Anticipating rising demand among advisors for more holistic financial plans and better documentation systems under the DOL fiduciary rule, Advicent, a software-as-a-service (SaaS) provider to financial institutions, has launched two new tools, called Narrator Clients and Narrator Advisor.

“Financial planning software was often regarded as ‘nice to have,’ but the DOL is now driving it to be a ‘need to have,’” said an Advicent release. “If advisors want to remain relevant in the digital world and remain compliant to new legislation, they need to re-think the way they work.”

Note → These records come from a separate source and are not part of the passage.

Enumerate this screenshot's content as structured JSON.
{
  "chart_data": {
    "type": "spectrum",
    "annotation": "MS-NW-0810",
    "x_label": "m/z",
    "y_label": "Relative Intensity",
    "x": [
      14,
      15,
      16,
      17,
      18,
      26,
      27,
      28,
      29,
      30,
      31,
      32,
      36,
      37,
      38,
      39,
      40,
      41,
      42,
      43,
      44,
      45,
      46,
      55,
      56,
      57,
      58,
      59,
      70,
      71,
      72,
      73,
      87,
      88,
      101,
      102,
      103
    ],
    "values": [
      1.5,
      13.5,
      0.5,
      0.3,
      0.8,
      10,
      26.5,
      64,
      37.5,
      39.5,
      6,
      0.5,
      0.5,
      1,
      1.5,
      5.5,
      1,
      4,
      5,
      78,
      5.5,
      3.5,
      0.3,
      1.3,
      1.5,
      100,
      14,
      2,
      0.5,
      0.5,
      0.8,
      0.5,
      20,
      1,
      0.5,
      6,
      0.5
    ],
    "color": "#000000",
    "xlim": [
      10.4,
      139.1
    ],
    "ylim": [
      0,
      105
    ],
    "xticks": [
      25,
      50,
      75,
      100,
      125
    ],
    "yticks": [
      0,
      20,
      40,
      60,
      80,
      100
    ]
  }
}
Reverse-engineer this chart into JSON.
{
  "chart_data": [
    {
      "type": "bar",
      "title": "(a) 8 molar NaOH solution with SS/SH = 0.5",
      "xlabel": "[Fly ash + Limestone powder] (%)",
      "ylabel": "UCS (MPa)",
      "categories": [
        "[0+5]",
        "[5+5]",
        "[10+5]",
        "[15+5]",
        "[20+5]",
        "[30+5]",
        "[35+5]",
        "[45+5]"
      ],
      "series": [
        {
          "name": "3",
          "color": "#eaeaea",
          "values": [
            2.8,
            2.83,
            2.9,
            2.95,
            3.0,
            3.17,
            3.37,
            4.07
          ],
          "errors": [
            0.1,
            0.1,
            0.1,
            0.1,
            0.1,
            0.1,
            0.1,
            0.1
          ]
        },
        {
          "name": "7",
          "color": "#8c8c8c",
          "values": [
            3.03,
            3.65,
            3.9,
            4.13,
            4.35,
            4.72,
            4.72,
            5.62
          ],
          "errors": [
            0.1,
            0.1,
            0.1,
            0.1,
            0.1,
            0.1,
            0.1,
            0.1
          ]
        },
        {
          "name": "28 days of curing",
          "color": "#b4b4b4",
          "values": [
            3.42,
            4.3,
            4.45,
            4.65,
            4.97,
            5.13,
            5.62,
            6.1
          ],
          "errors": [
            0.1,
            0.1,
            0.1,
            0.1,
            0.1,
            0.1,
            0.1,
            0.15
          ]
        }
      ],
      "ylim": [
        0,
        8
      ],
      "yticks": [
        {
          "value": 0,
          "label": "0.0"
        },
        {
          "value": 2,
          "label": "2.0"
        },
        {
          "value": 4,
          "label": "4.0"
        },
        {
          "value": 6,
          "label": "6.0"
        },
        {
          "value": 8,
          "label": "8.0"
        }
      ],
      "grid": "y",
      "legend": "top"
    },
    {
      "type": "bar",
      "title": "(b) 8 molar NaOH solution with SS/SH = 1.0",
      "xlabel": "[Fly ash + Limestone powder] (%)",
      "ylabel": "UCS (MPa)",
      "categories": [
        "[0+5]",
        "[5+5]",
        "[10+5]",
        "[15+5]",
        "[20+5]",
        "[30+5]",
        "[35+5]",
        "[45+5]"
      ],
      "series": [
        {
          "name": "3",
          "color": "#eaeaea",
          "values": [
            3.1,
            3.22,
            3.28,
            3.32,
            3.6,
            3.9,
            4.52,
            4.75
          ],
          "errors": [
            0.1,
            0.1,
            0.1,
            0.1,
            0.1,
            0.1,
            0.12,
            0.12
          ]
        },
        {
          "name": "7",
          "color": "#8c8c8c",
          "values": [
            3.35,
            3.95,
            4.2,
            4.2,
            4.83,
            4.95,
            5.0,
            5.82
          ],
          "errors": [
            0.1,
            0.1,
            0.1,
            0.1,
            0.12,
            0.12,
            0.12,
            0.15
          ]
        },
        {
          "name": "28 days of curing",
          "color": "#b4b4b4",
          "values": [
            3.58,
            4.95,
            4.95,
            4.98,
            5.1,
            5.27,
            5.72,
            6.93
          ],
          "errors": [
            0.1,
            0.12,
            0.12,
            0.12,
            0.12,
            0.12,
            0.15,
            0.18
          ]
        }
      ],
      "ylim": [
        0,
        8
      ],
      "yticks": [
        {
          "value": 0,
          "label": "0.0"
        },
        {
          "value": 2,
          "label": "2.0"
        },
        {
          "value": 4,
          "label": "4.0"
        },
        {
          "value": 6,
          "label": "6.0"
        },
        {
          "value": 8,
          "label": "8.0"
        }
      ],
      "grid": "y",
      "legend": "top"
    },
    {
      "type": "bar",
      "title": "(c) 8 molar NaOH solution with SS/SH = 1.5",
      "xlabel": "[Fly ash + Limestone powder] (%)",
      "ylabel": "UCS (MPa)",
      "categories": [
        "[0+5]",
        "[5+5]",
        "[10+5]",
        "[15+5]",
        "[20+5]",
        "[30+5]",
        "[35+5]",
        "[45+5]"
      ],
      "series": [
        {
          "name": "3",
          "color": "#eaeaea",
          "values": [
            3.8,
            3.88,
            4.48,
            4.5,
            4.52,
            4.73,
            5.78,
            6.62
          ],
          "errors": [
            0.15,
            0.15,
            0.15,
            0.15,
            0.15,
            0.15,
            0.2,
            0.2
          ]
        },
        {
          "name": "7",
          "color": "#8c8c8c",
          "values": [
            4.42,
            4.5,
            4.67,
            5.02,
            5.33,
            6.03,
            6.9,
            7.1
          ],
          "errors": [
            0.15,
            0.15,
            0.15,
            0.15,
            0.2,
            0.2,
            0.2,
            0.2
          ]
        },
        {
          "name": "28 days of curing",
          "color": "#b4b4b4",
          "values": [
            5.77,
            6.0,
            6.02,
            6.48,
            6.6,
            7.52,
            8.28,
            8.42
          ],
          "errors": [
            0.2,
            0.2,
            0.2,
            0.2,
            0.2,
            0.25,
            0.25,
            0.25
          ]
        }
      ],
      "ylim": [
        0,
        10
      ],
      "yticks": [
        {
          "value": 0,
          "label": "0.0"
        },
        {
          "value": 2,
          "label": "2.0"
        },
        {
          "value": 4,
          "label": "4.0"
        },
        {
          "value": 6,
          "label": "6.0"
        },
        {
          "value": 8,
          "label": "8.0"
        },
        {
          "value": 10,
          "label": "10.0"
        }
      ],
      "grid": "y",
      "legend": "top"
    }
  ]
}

According to Advicent’s website, Narrator Clients is an interactive client portal that “offers advisors and their clients insight into their personal financial plan anytime, anywhere with transparency and security…  with 24/7 accessibility and actionable analytics.” Narrator Advisor gives advisors a dashboard where they can see and analyze their clients’ holdings.

“Holistic financial planning will play a key role when creating compliance strategies for the impending DOL fiduciary rule for many financial services professionals,” said an Advicent release. “Advisors will need to deliver proof that they are providing credible advice that is in the best interest of their clients. Planning software and other FinTech tools will make this easier to accomplish and keep these records if they are needed in the future.”

Advicent provides SaaS technology solutions for the financial services industry. Its products include the NaviPlan, Figlo, and Profiles financial planning applications (which power the Narrator Advisor and Narrator Clients portals); the Advisor Briefcase marketing communications tool; and the Narrator Connect application builder, which drives Advicent APIs.